Question

How do you solve $4a-3\left( a-2 \right)=2\left( 3a-2 \right)$ ?

Answer 1

Hint: To solve the above equation which is given as: $4a-3\left( a-2 \right)=2\left( 3a-2 \right)$. We are going to simplify L.H.S and R.H.S of the equation separately and then we will arrange the equation in such a way so that $''a''$ will be on one side of the equation and the constants on another side of the equation.

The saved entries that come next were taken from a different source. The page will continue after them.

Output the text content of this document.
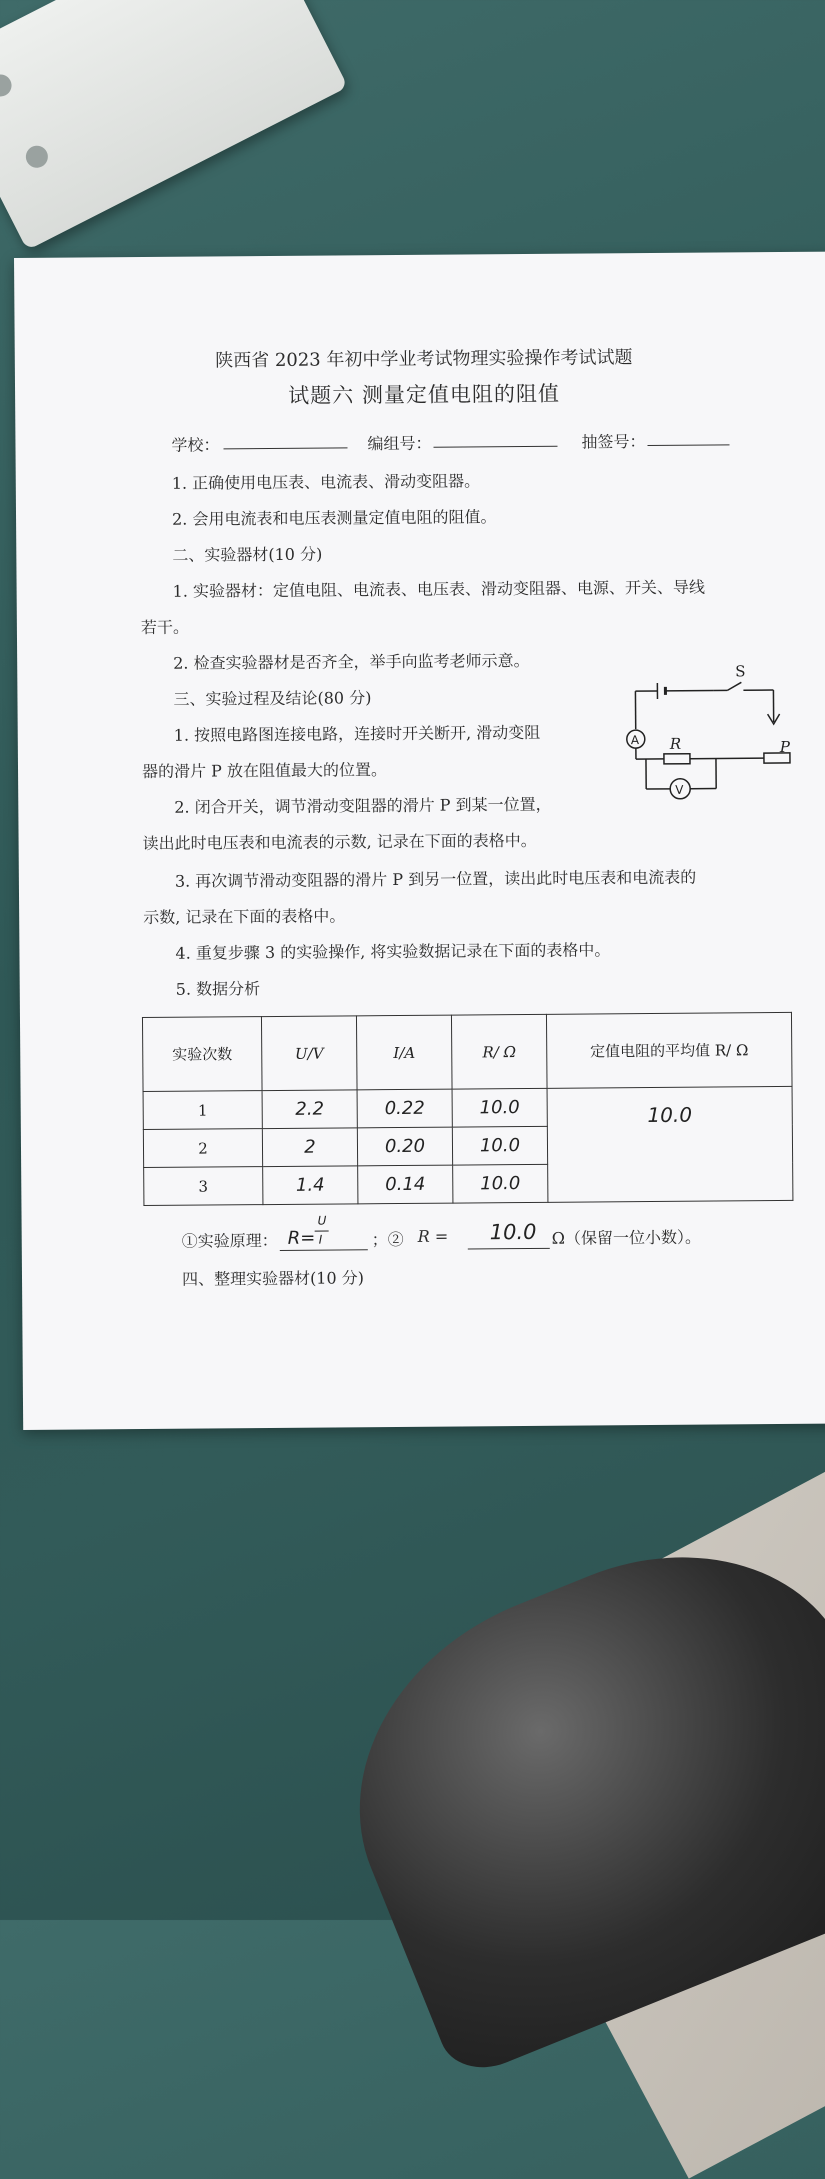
陕西省 2023 年初中学业考试物理实验操作考试试题
试题六 测量定值电阻的阻值
学校：	编组号：	抽签号：
1. 正确使用电压表、电流表、滑动变阻器。
2. 会用电流表和电压表测量定值电阻的阻值。
二、实验器材(10 分)
1. 实验器材：定值电阻、电流表、电压表、滑动变阻器、电源、开关、导线
若干。
2. 检查实验器材是否齐全，举手向监考老师示意。
三、实验过程及结论(80 分)
1. 按照电路图连接电路，连接时开关断开, 滑动变阻
器的滑片 P 放在阻值最大的位置。
2. 闭合开关，调节滑动变阻器的滑片 P 到某一位置，
读出此时电压表和电流表的示数, 记录在下面的表格中。
3. 再次调节滑动变阻器的滑片 P 到另一位置，读出此时电压表和电流表的
示数, 记录在下面的表格中。
4. 重复步骤 3 的实验操作, 将实验数据记录在下面的表格中。
5. 数据分析
S
A R	P
V
实验次数	U/V	I/A	R/ Ω	定值电阻的平均值 R/ Ω
1	2.2	0.22	10.0	10.0
2	2	0.20	10.0	
3	1.4	0.14	10.0	
①实验原理： R=
U
I	；② R = 10.0 Ω（保留一位小数）。
四、整理实验器材(10 分)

Complete step by step answer:
The equation in $''a''$ which we have to find the solution of is as follows:
$4a-3\left( a-2 \right)=2\left( 3a-2 \right)$
In the above equation, on L.H.S of the above equation, we are going to multiply 3 by $\left( a-2 \right)$ and on R.H.S of the above equation, we are going to multiply 2 by $\left( 3a-2 \right)$ we get,
$\begin{align}
  & 4a-3a+6=6a-4 \\
 & \Rightarrow a+6=6a-4 \\
\end{align}$
Now, arranging the above equation in such a manner so that $''a''$ terms on one side of the equation and the constants on another side and we get,
Subtracting $''a''$ on both the sides we get,
$\begin{align}
  & a-a+6=6a-a-4 \\
 & \Rightarrow 6=5a-4 \\
\end{align}$
Now, adding 4 on both the sides we get,
$\begin{align}
  & 6+4=5a \\
 & \Rightarrow 10=5a \\
\end{align}$
Dividing 5 on both the sides we get,
$\begin{align}
  & \dfrac{10}{5}=a \\
 & \Rightarrow a=2 \\
\end{align}$
From the above, we have solved the value of $''a''$ as 2. Hence, the solution of the given equation is $a=2$.

Note: The other way of solving the above problem is as follows:
The equation given in the above problem of which we have to find the solution is:
$4a-3\left( a-2 \right)=2\left( 3a-2 \right)$
Adding $3\left( a-2 \right)$ on both the sides we get,
$\begin{align}
  & 4a-3\left( a-2 \right)+3\left( a-2 \right)=2\left( 3a-2 \right)+3\left( a-2 \right) \\
 & \Rightarrow 4a=6a-4+3a-6 \\
 & \Rightarrow 4a=9a-10 \\
\end{align}$
Now, writing $''a''$ terms on one side of the equation and the constants on another side of the equation we get by adding 10 on both the sides.
$\begin{align}
  & 4a+10=9a-10+10 \\
 & \Rightarrow 4a+10=9a \\
\end{align}$
Subtracting $4a$ from both the sides we get,
\[\begin{align}
  & 4a-4a+10=9a-4a \\
 & \Rightarrow 10=5a \\
 & \Rightarrow \dfrac{10}{5}=a \\
 & \Rightarrow 2=a \\
\end{align}\]
As you can see that in the above solution also we are getting the same value of $''a''$ which is equal to 2. Through this method, we have also verified that the value of $''a''$ that we have solved in the above solution is correct.